Usos e limites da inteligência artificial
Autor: Marcos da Cunha e Souza*
Não é nada fácil conceituar o que seja inteligência artificial (IA). Podemos dizer que envolve sistemas informáticos que imitam capacidades mentais humanas, envolvendo raciocínio, aprendizagem, resolução de problemas, planejamento, análise de uma imensa quantidade de dados, assim como desenvolvimento de previsões e tomadas de decisão. A Inteligência artificial, quando desenvolvida para um objetivo específico, é capaz de, em muitos casos, superar a capacidade humana. O jogo de xadrez talvez seja o exemplo mais famoso desse sucesso.
Recentemente, fui provocado a refletir sobre como a inteligência artificial poderia nos ajudar a evitar o terrível acidente ocorrido em São Paulo, quando um Porsche, que trafegava a 156 km/h, bateu atrás de outro veículo, matando o motorista deste. A pergunta me foi feita porque, claramente, a legislação de trânsito mostrou-se totalmente ineficaz para evitar o acidente.
Afinal, o motorista do Porsche tinha a sua CNH suspensa em 2023 e passou por curso de reciclagem. Essa suspensão, em princípio, não o inibiu de andar em alta velocidade, apenas 12 dias após recuperar a carteira. Com indícios deque estava alcoolizado. E dada sua condição econômica, pode-se supor que o pagamento de multas também não surtira grande efeito inibidor. E este acidente, sabemos, não é um caso isolado em nossa sociedade.
De acordo com o Fundo Carnegie para a Paz Internacional (Carnegie Endowment for International Peace), pelo menos 75 países já utilizam tecnologias de IA para fins de vigilância e segurança pública, em modalidades como reconhecimento facial e policiamento inteligente. Dispositivos espalhados pelas cidades auxiliam inteligências artificiais a identificar disparos com armas de fogo, tumultos, batidas de carro, pessoas pulando muro ou portando armamento. A Estratégia Brasileira de Inteligência Artificial (EBIA), desenvolvida em 2021, prevê a ampliação do uso de inteligências artificiais no campo da segurança.
Contudo, a EBIA salienta que as IAs “devem respeitar os direitos de privacidade e de proteção de dados pessoais, em conformidade com os direitos constitucionais à intimidade, à privacidade e à proteção à imagem do titular”. No caso de acidentes semelhantes ao do Porsche, em que o poder preventivo da legislação de trânsito possa ser anulado pelo perfil econômico ou psicológico do condutor, a inteligência artificial pode ser treinada para identificar padrões anormais. Ela pode identificar veículos participando de “rachas”, ou que estejam “cantando” pneu, ou realizando manobras arriscadas, ou mesmo se deslocando de maneira anormal, dando sinais de embriaguez ao volante.

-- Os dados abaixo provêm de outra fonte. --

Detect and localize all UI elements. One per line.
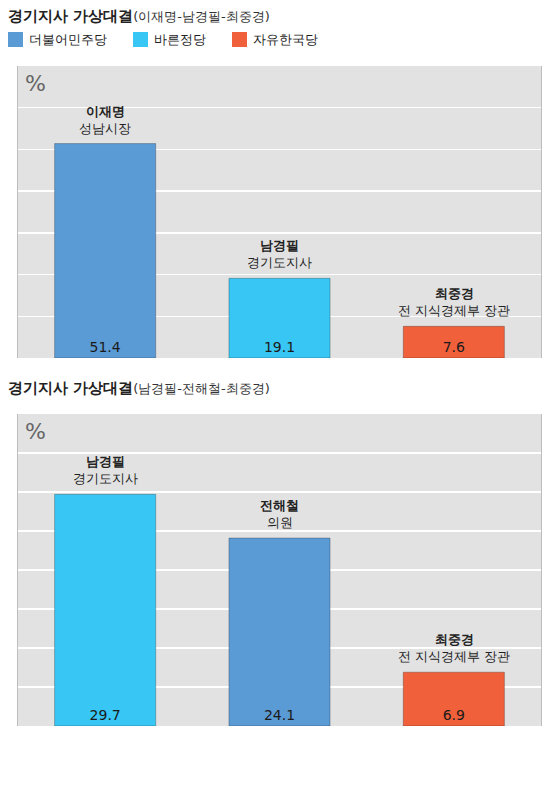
html-text:자유한국당: 자유한국당: [253, 32, 318, 47]
html-text:바른정당: 바른정당: [154, 32, 206, 47]
svg-text:24.1: 24.1: [264, 707, 295, 723]
svg-text:%: %: [25, 71, 46, 96]
svg-text:최중경전 지식경제부 장관: 최중경전 지식경제부 장관: [398, 286, 510, 318]
svg-text:29.7: 29.7: [90, 707, 121, 723]
svg-text:6.9: 6.9: [443, 707, 465, 723]
html-text:더불어민주당: 더불어민주당: [29, 32, 107, 47]
svg-text:남경필경기도지사: 남경필경기도지사: [73, 454, 138, 486]
html-text:경기지사 가상대결(남경필-전해철-최중경): 경기지사 가상대결(남경필-전해철-최중경): [8, 379, 270, 397]
html-text:경기지사 가상대결(이재명-남경필-최중경): 경기지사 가상대결(이재명-남경필-최중경): [8, 7, 270, 25]
svg-text:19.1: 19.1: [264, 339, 295, 355]
svg-text:51.4: 51.4: [90, 339, 121, 355]
svg-text:최중경전 지식경제부 장관: 최중경전 지식경제부 장관: [398, 632, 510, 664]
svg-text:7.6: 7.6: [443, 339, 465, 355]
svg-text:이재명성남시장: 이재명성남시장: [79, 104, 131, 136]
svg-text:전해철의원: 전해철의원: [260, 498, 299, 530]
svg-text:%: %: [25, 419, 46, 444]
svg-text:남경필경기도지사: 남경필경기도지사: [247, 238, 312, 270]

Mas, para tanto, seria necessário grandes investimentos e teríamos, como resultado, uma vigilância maior sobre toda a população, fazendo com que os bons paguem pelos maus. Uma solução mais barata e menos invasiva seria investir em sistemas que vigiassem, basicamente, os cidadãos com histórico de condutas inadequadas, inclusive aqueles que estão com CNHs suspensas. Sobre estes, dispositivos instalados em seus celulares, ou mesmo em uma tornozeleira, identificariam não tanto a sua localização geográfica, mas sim a sua velocidade e outros indícios de movimentos que possam indicar, em tempo real, a violação da lei, com vistas a uma imediata intervenção do Estado.
* Marcos da Cunha e Souza, advogado, mestre e doutor em Direito, professor da Uninter.